As a 10-year-old, Brett Reynish had been out mustering cattle with his father on a remote 40,000-acre station in south-west Queensland when trouble struck.
His father was thrown from his horse and landed heavily on the ground, breaking a vertebrae in his neck.
After a long, uncomfortable road ambulance trip back to Longreach, the Royal Flying Doctor Service provided the much-needed medivac to Brisbane, where a full recovery resulted.
"I guess that's when, as a young bloke, that seed was first sown that this would be a really rewarding thing to get involved in," Mr Reynish, now a Dubbo-based pilot for the service, said.
"It's in situations such as that when you realise that out there in the bush, a service like this changes people's lives every day.
"The people in the bush are our biggest supporters."
He had flown in from Dubbo to the ACT under leaden skies in the service's King Air 350 long-range "heavyweight" aeroambulance for the annual Canberra Airport open day, his aircraft joining a dozen others on the tarmac where people queued patiently in the rain to talk to pilots and aircrew, and glimpse inside the machinery.
More than 35,000 free tickets had been distributed for the big event but the rainy weather deterred the aviation dilettantes and only drew the most hardy souls, some of whom queued for more than 40 minutes to troop through the dark and cavernous interior of the open day's star attraction, an RAAF Hercules C130J.
In the eyes of many young children, the time-worn 25-year-old cargo lifter - one of 12 ageing aircraft soon to be systematically replaced by the latest versions - was as exciting as an fighter aircraft.
Canberra's Wolfe Capra-Burke and his older sister, Io, could barely contain themselves after alighting from the Hercules.
"There's a car parked in there with straps all over it," Wolfe said, wide-eyed.
"And there's seats that go up and down, and all sorts of other cool stuff."
For its procurement process, the RAAF made a worldwide search for a medium-sized multi-role cargo aircraft to replace the current C130J fleet but found nothing else was so proven and remarkably versatile.
Those that fly them, too, also love them.
Flight Lieutenant Lachlan S, who can't reveal his surname for operational reasons, has racked up 1600 hours in the C130J, flying missions all over the world.
"We've done drought relief, search and rescue, medical evacuations, short-range and long-range operational missions; you name it, we've flown it - in much worse weather than this," he said, smiling broadly and moustache bristling in the autumn drizzle.

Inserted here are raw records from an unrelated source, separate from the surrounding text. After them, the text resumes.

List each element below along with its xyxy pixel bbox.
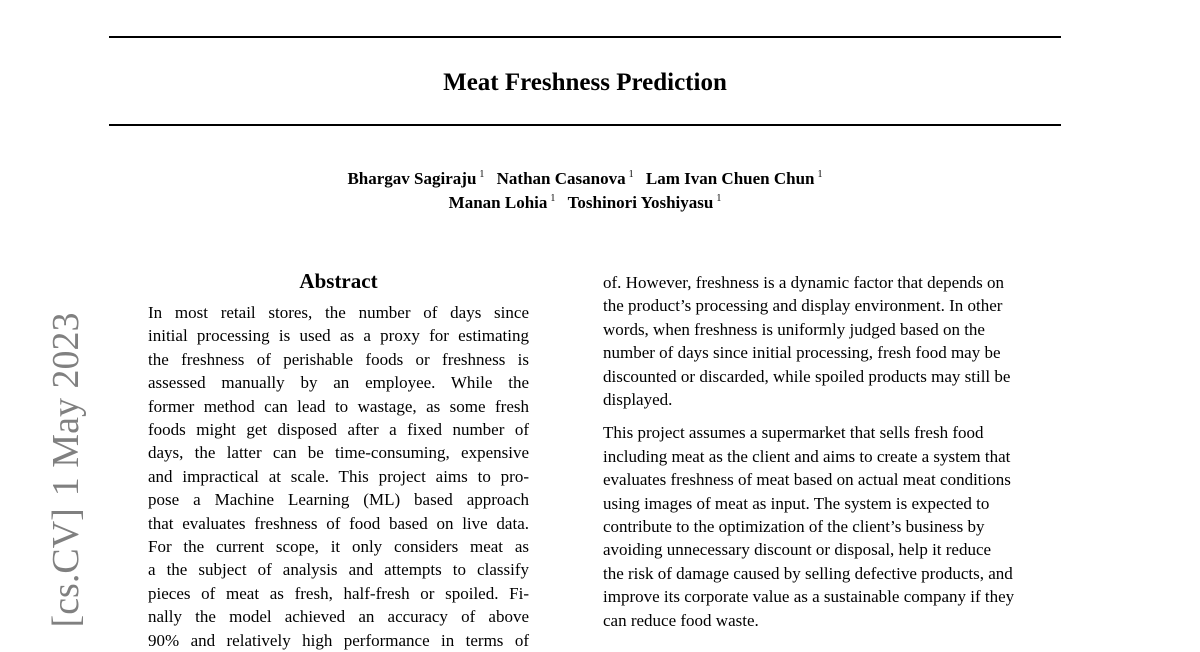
abstract-line: former method can lead to wastage, as some fresh — [148, 396, 529, 416]
body-line: avoiding unnecessary discount or disposal, help it reduce — [603, 540, 992, 560]
author-name: Toshinori Yoshiyasu $^1$ — [567, 193, 722, 212]
body-line: the product’s processing and display environment. In other — [603, 296, 1003, 316]
abstract-line: that evaluates freshness of food based on live data. — [148, 513, 529, 533]
abstract-line: nally the model achieved an accuracy of above — [148, 607, 529, 627]
abstract-line: For the current scope, it only considers meat as — [148, 537, 529, 557]
author-name: Bhargav Sagiraju $^1$ — [347, 169, 485, 188]
title-rule-top — [109, 36, 1061, 38]
affiliation-marker: 1 — [628, 169, 634, 180]
intro-paragraph-1 — [603, 271, 1062, 411]
abstract-line: assessed manually by an employee. While the — [148, 373, 529, 393]
abstract-line: In most retail stores, the number of days since — [148, 303, 529, 322]
abstract-line: initial processing is used as a proxy for estimating — [148, 326, 529, 346]
arxiv-side-stamp — [44, 307, 88, 634]
arxiv-category: [cs.CV] — [45, 508, 87, 628]
arxiv-date: 1 May 2023 — [45, 312, 87, 497]
body-line: of. However, freshness is a dynamic factor that depends on — [603, 273, 1005, 292]
intro-paragraph-2 — [603, 421, 1062, 632]
body-line: improve its corporate value as a sustainable company if they — [603, 587, 1015, 607]
body-line: the risk of damage caused by selling defective products, and — [603, 563, 1013, 583]
abstract-heading: Abstract — [299, 269, 378, 293]
body-line: evaluates freshness of meat based on actual meat conditions — [603, 470, 1011, 490]
body-line: displayed. — [603, 390, 673, 410]
abstract-line: a the subject of analysis and attempts to classify — [148, 560, 529, 580]
abstract-paragraph — [148, 301, 529, 652]
abstract-line: the freshness of perishable foods or freshness is — [148, 349, 529, 369]
author-name: Nathan Casanova $^1$ — [496, 169, 634, 188]
body-line: discounted or discarded, while spoiled products may still be — [603, 366, 1011, 386]
abstract-line: pieces of meat as fresh, half-fresh or spoiled. Fi- — [148, 583, 529, 603]
author-name: Manan Lohia $^1$ — [448, 193, 556, 212]
body-line: words, when freshness is uniformly judged based on the — [603, 319, 985, 339]
body-line: including meat as the client and aims to create a system that — [603, 446, 1011, 466]
body-line: using images of meat as input. The system is expected to — [603, 493, 990, 513]
title-rule-bottom — [109, 124, 1061, 126]
body-line: contribute to the optimization of the client’s business by — [603, 517, 985, 537]
abstract-line: foods might get disposed after a fixed number of — [148, 420, 529, 440]
abstract-line: pose a Machine Learning (ML) based approach — [148, 490, 529, 510]
intro-column — [603, 271, 1062, 632]
author-line-1 — [109, 167, 1061, 191]
body-line: can reduce food waste. — [603, 610, 759, 630]
author-name: Lam Ivan Chuen Chun $^1$ — [645, 169, 823, 188]
abstract-line: 90% and relatively high performance in terms of — [148, 630, 529, 650]
affiliation-marker: 1 — [716, 193, 722, 204]
body-line: This project assumes a supermarket that sells fresh food — [603, 423, 984, 443]
paper-title: Meat Freshness Prediction — [443, 69, 727, 96]
affiliation-marker: 1 — [550, 193, 556, 204]
body-line: number of days since initial processing, fresh food may be — [603, 343, 1001, 363]
author-line-2 — [109, 191, 1061, 215]
affiliation-marker: 1 — [817, 169, 823, 180]
abstract-column — [148, 266, 529, 652]
author-list — [109, 167, 1061, 215]
abstract-line: and impractical at scale. This project aims to pro- — [148, 466, 529, 486]
abstract-line: days, the latter can be time-consuming, expensive — [148, 443, 529, 463]
affiliation-marker: 1 — [479, 169, 485, 180]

"The longest stint I've had in the cockpit of one of these was 12 and a half hours; we were out off Lord Howe Island, keeping an overwatch on a couple of blokes in a sinking yacht, the Aviva, back in 2022," he said.
"The NSW police boat was coming to rescue them out of Sydney but these blokes were in trouble a long, long way out in the middle of nowhere; they were very pleased we were keeping an eye on them."
He said that he knew he wanted to be a pilot from a very young age when his parents took him on a tour of a huge US aircraft carrier docked in Brisbane.
"So I see all these kids' eyes light up and remember just what that feeling is like," he said.
Another popular aircraft at the open day was a RAAF Pilatus PC-21, one of the Roulettes aircraft.
"It's an amazing thing to fly; it's like the Ferrari of the skies," instructor Josh Tamm, based out of the Central Flying School in Sale, Victoria, said.